= Simon Southerton =

Australian botanist

Simon G. Southerton is an Australian plant geneticist and co-founder of Gondwana Genomics, an Australian technology firm specialising in Marker-assisted selection for tree breeding. Southerton published the book Losing a Lost Tribe: Native Americans, DNA, and the Mormon Church. The book uses genetic evidence to examine the historical accuracy of the Book of Mormon and related claims about the Lamanite people.

Southerton was a member of the Church of Jesus Christ of Latter-day Saints (LDS Church), having converted to the church at age 10; as an adult, he was a Mormon missionary in Melbourne and a bishop in Australia. Because of his inability to reconcile church teachings with science, Southerton resigned as a bishop in 1998 and left the church. However, after Southerton's book was published, the church formally charged him with apostasy.
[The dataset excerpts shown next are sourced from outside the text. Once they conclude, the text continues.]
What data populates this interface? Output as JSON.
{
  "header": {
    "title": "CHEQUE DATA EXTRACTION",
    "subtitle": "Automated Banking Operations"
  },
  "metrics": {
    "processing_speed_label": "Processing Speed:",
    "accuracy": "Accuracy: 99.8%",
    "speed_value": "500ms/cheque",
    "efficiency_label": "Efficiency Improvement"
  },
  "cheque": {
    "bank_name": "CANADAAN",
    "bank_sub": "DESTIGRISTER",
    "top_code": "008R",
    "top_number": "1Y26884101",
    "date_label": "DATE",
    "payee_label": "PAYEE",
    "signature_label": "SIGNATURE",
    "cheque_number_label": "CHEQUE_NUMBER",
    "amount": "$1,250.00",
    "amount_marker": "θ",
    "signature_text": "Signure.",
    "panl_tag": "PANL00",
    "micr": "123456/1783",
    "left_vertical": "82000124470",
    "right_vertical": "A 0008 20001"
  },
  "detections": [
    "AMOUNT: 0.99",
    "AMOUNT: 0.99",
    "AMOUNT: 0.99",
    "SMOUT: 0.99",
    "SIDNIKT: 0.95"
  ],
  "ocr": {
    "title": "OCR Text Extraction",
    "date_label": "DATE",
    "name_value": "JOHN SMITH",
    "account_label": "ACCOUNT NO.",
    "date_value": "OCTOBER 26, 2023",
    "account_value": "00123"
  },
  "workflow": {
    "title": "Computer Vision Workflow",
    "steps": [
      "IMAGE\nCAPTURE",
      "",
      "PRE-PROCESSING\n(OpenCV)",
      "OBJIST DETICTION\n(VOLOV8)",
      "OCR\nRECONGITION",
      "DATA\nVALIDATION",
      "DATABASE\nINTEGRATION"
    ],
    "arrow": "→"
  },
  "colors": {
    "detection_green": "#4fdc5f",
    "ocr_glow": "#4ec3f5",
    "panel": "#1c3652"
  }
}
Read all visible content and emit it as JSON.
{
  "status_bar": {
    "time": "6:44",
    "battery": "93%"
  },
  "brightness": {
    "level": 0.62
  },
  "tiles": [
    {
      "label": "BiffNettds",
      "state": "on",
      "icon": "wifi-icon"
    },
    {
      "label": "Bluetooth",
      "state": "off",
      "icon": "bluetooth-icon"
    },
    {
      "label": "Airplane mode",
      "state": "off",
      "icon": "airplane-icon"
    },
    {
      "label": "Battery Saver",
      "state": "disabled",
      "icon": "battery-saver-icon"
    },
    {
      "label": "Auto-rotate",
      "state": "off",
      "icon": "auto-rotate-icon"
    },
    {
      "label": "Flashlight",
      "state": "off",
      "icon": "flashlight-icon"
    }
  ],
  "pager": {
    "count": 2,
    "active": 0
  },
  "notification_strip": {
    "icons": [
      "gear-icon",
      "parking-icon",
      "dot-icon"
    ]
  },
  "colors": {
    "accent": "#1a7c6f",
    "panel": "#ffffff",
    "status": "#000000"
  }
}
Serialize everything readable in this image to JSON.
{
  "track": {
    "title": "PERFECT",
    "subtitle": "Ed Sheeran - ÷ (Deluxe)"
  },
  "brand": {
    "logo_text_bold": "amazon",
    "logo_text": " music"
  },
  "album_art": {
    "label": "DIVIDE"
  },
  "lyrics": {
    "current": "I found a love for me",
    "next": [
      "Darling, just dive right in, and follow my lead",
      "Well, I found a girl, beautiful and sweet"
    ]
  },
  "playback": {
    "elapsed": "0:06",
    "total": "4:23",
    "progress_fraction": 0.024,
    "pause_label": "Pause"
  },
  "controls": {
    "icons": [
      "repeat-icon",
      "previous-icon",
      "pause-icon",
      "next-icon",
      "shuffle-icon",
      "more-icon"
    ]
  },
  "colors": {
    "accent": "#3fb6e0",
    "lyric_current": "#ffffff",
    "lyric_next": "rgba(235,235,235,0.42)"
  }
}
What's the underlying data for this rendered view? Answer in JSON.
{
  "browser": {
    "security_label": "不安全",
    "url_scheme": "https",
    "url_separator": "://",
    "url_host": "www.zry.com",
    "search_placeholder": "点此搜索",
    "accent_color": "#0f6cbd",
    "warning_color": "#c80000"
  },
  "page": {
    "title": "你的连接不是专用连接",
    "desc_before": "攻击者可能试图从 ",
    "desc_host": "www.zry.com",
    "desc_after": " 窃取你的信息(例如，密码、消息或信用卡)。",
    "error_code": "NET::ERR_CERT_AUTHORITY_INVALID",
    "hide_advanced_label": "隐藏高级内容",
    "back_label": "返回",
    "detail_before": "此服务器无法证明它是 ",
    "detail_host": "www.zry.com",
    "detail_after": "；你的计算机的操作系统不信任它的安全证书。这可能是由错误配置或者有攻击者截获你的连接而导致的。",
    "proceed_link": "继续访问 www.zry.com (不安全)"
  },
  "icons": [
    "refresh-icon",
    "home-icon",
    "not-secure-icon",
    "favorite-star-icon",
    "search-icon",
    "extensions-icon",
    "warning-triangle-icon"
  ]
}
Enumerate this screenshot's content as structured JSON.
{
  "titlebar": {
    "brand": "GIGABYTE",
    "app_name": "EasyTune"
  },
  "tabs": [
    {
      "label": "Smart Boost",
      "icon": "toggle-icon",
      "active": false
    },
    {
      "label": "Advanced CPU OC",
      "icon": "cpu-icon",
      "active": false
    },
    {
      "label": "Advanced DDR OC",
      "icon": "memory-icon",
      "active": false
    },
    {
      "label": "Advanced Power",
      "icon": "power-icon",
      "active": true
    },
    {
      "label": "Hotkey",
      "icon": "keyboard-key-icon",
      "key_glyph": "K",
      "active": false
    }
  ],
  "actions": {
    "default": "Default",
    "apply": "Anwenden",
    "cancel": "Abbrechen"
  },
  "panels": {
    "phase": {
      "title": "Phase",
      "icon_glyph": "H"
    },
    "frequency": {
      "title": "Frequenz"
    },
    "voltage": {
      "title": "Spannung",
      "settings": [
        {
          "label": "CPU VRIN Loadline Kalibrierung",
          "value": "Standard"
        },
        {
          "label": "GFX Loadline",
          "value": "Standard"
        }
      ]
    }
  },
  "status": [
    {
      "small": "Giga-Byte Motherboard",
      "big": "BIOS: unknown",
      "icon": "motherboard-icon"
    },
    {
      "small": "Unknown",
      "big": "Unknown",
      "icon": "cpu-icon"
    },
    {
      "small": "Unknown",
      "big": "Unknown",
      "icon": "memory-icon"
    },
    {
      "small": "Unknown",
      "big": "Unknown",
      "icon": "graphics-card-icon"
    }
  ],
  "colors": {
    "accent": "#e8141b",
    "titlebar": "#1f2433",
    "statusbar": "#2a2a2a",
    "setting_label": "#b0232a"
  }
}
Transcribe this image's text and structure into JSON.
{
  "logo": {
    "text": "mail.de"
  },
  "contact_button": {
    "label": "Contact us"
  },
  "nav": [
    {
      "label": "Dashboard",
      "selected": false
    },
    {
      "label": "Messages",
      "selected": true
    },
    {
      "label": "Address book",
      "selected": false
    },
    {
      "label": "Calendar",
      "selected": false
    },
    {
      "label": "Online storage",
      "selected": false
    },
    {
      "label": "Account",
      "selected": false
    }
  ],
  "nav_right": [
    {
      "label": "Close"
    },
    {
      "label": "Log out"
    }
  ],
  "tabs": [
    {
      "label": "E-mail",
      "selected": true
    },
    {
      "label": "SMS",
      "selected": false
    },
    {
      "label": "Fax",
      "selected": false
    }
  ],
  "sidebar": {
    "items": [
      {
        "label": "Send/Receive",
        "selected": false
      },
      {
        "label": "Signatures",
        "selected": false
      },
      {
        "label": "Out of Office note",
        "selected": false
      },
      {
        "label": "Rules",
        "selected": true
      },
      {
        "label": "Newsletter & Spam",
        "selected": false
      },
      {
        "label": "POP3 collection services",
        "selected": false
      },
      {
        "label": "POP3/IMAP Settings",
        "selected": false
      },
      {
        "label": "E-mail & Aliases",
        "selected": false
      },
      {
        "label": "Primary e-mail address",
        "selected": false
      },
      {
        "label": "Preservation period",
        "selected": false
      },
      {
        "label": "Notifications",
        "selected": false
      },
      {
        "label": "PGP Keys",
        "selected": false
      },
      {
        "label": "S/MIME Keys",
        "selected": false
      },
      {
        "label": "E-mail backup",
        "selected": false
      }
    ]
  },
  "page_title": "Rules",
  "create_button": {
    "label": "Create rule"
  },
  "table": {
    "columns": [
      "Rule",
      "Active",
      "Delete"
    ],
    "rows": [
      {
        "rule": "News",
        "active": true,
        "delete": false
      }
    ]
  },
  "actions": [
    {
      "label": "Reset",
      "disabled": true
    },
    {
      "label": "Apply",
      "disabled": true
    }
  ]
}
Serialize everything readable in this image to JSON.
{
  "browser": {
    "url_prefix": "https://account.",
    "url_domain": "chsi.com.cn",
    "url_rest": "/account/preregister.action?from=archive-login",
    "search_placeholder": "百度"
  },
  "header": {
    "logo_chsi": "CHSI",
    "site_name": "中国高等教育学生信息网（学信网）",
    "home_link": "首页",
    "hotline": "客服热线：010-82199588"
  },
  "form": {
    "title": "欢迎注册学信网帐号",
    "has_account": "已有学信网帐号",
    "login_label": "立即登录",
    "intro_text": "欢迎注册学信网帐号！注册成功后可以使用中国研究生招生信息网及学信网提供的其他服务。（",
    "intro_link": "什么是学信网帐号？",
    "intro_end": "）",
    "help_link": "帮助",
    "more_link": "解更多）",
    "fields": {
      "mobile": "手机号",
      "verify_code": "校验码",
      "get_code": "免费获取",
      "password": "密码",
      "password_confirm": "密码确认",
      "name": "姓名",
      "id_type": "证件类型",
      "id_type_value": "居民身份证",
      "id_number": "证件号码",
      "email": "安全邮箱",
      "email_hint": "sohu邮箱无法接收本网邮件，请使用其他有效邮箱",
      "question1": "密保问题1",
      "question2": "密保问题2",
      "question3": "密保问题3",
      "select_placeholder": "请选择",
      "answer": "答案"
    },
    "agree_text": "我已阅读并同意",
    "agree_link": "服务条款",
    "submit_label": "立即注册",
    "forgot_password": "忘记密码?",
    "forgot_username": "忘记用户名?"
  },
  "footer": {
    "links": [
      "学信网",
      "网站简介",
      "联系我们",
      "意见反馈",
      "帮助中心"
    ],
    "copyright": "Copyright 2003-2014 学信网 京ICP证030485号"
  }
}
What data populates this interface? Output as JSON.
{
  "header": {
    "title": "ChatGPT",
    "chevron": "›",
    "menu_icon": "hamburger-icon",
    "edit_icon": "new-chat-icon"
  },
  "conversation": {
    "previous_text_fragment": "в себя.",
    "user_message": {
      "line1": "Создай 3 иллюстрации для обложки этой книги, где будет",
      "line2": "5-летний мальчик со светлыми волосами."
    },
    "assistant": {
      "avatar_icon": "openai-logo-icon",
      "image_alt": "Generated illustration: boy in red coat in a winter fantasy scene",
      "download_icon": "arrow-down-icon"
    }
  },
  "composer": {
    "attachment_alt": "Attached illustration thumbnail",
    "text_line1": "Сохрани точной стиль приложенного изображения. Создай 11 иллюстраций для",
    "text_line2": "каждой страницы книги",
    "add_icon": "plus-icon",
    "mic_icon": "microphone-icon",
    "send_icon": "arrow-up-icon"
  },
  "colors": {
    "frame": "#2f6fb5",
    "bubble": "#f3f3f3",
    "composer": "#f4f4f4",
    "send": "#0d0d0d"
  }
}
In an email sent to the Associated Press following his excommunication from the LDS Church, Southerton stated he was excommunicated for being too vocal regarding the results of the Genomics Project DNA. However, those who attended Southerton's church disciplinary council contended that the excommunication had nothing to do with the book. In an interview with Mormon podcast host John Dehlin, Southerton explained that he was prevented from talking about his position regarding the DNA evidence in connection with the Book of Mormon and clarified that the excommunication was not for adultery, but rather for "inappropriate relations with a woman" during a period of time he was separated from his wife in 2003. He also felt that the 2005 disciplinary action was taken after he had already been inactive in the church for seven years and maintains that the disciplinary actions were a direct result of the publishing of his book but done in such a way to prevent further spread of his position regarding genetics and the Book of Mormon.

In 2014, Southerton co-founded Gondwana Genomics with DNA marker technology licensed from the CSIRO. In early 2018, Gondwana Genomics became the first to deploy marker-assisted selection on a commercial scale in tree breeding, screening over 11,000 trees and seedlings for Eucalyptus breeding programs.